Virginia Gov.-elect Bob McDonnell has again urged Interior Department Secretary Ken Salazar not to delay further the Virginia offshore lease sale scheduled for 2011 (Lease Sale 220). In a letter to Salazar last week McDonnell outlined what will be his administration’s position on offshore energy activity.

“More than 15 months have passed since the United States Congress allowed the federal moratorium on exploration and development of oil and natural gas resources off the Atlantic Coast to expire, and President Bush repealed a similar executive order banning such action,” McDonnell wrote. “This cleared the way for Virginia to be the first state on the Atlantic seaboard to explore and drill beginning in 2011. Virginia is eager to get started.”

McDonnell, a Republican, wrote that he wants his state to remain in the current five-year [2007-2012] plan and for the federal administrative process for Lease Sale 220 to progress immediately. “Any effort to remove or delay Virginia’s participation in the lease sale would significantly hamper our efforts to create jobs, eliminate much-needed new revenue and undermine support for President Obama’s stated commitment to make the United States more energy secure,” he wrote.

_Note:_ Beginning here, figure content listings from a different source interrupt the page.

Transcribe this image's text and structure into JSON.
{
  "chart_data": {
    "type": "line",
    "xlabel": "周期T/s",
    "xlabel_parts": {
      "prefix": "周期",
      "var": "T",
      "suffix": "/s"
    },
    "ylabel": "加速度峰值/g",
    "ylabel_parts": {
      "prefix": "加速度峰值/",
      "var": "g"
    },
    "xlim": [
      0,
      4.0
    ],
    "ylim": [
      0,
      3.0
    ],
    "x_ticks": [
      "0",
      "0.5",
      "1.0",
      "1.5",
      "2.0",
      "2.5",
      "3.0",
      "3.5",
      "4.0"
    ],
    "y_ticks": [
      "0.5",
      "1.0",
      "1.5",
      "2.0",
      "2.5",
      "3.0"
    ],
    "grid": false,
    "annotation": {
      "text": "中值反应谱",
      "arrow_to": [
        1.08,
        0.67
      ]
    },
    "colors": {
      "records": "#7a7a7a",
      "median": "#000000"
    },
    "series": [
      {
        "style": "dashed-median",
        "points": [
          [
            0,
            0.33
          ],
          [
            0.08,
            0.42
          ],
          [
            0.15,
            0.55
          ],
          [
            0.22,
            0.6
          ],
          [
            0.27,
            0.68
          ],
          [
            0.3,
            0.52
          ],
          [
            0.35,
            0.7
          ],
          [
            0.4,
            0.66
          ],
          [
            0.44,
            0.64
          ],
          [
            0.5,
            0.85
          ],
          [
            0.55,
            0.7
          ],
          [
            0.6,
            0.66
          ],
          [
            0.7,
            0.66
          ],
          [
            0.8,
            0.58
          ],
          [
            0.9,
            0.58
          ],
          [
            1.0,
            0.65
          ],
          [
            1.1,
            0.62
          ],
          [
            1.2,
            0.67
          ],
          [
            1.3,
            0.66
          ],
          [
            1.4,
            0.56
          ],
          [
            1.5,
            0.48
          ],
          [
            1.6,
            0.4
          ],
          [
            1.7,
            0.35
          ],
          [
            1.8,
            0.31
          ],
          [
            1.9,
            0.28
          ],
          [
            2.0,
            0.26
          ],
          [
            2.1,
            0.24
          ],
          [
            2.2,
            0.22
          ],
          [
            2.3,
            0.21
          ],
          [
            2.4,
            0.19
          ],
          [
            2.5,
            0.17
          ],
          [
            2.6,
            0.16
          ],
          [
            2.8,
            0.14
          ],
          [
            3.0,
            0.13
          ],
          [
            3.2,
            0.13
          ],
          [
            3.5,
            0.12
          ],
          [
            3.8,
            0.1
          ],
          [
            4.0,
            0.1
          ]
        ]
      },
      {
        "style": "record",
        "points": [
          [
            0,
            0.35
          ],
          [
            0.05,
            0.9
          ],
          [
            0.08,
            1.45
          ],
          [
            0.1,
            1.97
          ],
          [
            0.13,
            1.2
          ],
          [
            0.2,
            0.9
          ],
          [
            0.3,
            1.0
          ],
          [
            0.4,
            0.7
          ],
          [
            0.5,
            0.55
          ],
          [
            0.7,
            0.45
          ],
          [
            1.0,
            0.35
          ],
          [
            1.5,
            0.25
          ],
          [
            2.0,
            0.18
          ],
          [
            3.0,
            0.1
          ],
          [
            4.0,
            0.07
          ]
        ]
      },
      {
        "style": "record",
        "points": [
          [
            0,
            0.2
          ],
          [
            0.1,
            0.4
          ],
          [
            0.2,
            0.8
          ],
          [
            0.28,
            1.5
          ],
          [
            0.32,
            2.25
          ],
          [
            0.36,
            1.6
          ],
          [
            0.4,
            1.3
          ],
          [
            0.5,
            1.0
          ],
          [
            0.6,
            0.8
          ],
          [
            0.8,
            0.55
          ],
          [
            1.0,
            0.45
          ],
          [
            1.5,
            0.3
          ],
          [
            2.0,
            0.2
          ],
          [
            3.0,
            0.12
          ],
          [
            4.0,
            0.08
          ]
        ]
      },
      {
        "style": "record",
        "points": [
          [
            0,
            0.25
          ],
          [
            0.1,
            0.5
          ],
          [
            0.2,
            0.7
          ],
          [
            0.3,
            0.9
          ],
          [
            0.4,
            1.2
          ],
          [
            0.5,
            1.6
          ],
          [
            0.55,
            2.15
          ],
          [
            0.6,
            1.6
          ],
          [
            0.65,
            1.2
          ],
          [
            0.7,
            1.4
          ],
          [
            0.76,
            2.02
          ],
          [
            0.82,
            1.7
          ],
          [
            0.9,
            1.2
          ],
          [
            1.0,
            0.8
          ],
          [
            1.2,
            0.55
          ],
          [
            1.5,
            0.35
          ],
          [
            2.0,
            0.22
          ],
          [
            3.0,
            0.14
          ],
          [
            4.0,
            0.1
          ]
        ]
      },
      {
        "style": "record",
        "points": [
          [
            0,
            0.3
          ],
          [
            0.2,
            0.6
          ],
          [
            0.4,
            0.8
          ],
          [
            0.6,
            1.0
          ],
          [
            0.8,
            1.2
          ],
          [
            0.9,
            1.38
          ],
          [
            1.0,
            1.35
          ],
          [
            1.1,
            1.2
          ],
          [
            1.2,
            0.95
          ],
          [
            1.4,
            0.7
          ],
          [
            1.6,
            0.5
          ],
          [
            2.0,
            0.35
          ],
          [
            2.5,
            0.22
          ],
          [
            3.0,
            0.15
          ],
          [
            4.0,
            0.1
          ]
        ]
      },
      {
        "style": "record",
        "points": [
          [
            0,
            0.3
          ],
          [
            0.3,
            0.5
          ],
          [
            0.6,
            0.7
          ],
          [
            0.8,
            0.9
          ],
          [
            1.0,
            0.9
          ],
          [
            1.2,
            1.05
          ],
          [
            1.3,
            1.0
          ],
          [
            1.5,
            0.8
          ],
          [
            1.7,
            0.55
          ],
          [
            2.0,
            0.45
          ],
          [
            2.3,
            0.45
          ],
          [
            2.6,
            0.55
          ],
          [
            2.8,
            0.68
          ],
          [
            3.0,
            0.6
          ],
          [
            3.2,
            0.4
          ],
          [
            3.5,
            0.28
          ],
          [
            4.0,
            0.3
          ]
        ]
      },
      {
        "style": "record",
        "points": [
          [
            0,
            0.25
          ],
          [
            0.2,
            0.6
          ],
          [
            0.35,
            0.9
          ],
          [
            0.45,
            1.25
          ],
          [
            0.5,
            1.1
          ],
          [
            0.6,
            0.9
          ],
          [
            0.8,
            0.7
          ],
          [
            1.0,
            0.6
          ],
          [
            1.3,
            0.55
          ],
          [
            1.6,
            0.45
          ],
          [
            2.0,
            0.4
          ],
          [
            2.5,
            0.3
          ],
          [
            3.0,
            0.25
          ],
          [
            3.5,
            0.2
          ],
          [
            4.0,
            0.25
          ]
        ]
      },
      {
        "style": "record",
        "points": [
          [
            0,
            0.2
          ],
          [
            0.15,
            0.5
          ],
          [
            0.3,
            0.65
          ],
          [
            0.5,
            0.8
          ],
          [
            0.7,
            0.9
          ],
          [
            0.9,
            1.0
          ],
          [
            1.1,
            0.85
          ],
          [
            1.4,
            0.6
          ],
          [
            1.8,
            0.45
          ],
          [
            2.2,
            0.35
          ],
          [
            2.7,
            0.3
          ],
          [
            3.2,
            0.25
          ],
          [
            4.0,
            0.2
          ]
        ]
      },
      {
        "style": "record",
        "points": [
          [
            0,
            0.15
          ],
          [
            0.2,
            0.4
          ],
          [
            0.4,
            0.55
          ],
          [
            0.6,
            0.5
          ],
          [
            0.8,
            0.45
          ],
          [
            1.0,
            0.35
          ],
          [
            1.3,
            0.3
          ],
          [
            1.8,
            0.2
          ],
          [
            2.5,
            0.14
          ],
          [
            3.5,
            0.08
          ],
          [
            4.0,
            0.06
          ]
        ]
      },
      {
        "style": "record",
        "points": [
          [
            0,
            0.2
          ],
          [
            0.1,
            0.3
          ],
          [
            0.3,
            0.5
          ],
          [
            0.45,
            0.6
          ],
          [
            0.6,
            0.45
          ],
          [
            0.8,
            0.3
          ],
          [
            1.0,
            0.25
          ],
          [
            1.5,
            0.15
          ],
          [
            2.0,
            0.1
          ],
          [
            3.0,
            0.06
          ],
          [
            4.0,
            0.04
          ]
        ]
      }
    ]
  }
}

Last summer Virginia House Speaker William J. Howell, a Republican, wrote to Salazar in support of Sale 220 (see Daily GPI, Sept. 2). Last month American Petroleum Institute President Jack Gerard wrote Salazar to criticize the “fast-tracking” of renewable energy projects while oil and gas exploration, such as that proposed offshore Virginia, remains stalled (see Daily GPI, Nov. 13).

Criticism has also come from North Carolina. That state’s governor, Beverly Perdue, in a letter to Salazar criticized the Obama administration for its failure to provide more information on its draft five-year leasing program for the Outer Continental Shelf (OCS) and to reach an agreement with coastal states on the sharing of royalties from offshore production (see Daily GPI, Sept. 22).

Royalties also are on the mind of McDonnell. “…[I]t is critically important as a matter of equity that the Commonwealth [of Virginia] receive the same royalties, rentals and bonus bid payments as do all the other states which currently allow energy exploration and production off of their coasts,” he wrote Salazar.

“I ask you today to do everything in your power to ensure Lease Sale 220 stays on schedule, including the prompt completion of an environmental impact statement and the processing of all other administrative steps necessary for holding the lease sale in 2011. I am aware of several major energy companies that are ready to bid for the leasehold rights, generating hundreds of millions of dollars for the state and federal governments.”

McDonnell, Virginia’s former attorney general, is to take office Jan. 16. He replaces Democrat Tim Kaine, who had urged a delay of offshore leasing. Their divergent views on offshore leasing was an issue in the gubernatorial campaign (see Daily GPI, March 6).

The Virginia lease sale would be the first lease sale conducted off the East Coast in nearly three decades (see Daily GPI, Nov. 13, 2008) . The proposed sale area, which is at least 50 miles offshore and covers 2.9 million acres in water depths of 100 feet to 10,000 feet, is believed to contain 1.14 Tcf of natural gas and 130 million bbl of crude oil, according to Interior’s Minerals Management Service.

National Ocean Industries Association President Tom Fry voiced his support for keeping Virginia in the federal government’s five-year leasing plan and accelerating leasing offshore Virginia. “America cannot have increased energy supply without increased access, and new areas of the Outer Continental Shelf cannot be leased unless they are included in [the] Five-Year Leasing Plan and sales are scheduled. None of this can happen until the necessary environmental reviews are conducted, and we urge the Interior Department to begin this important work as soon as possible.”

The start of the process for leasing offshore Virginia became possible when Bush in July 2008 lifted the presidential ban that placed the East and West coasts and parts of the eastern Gulf of Mexico off limits to leasing and drilling activity, and the congressional moratorium on leasing in those areas expired on Oct. 1, 2008, leaving the OCS free of restrictions for the first time in decades (see Daily GPI, Sept. 30, 2008; July 15, 2008).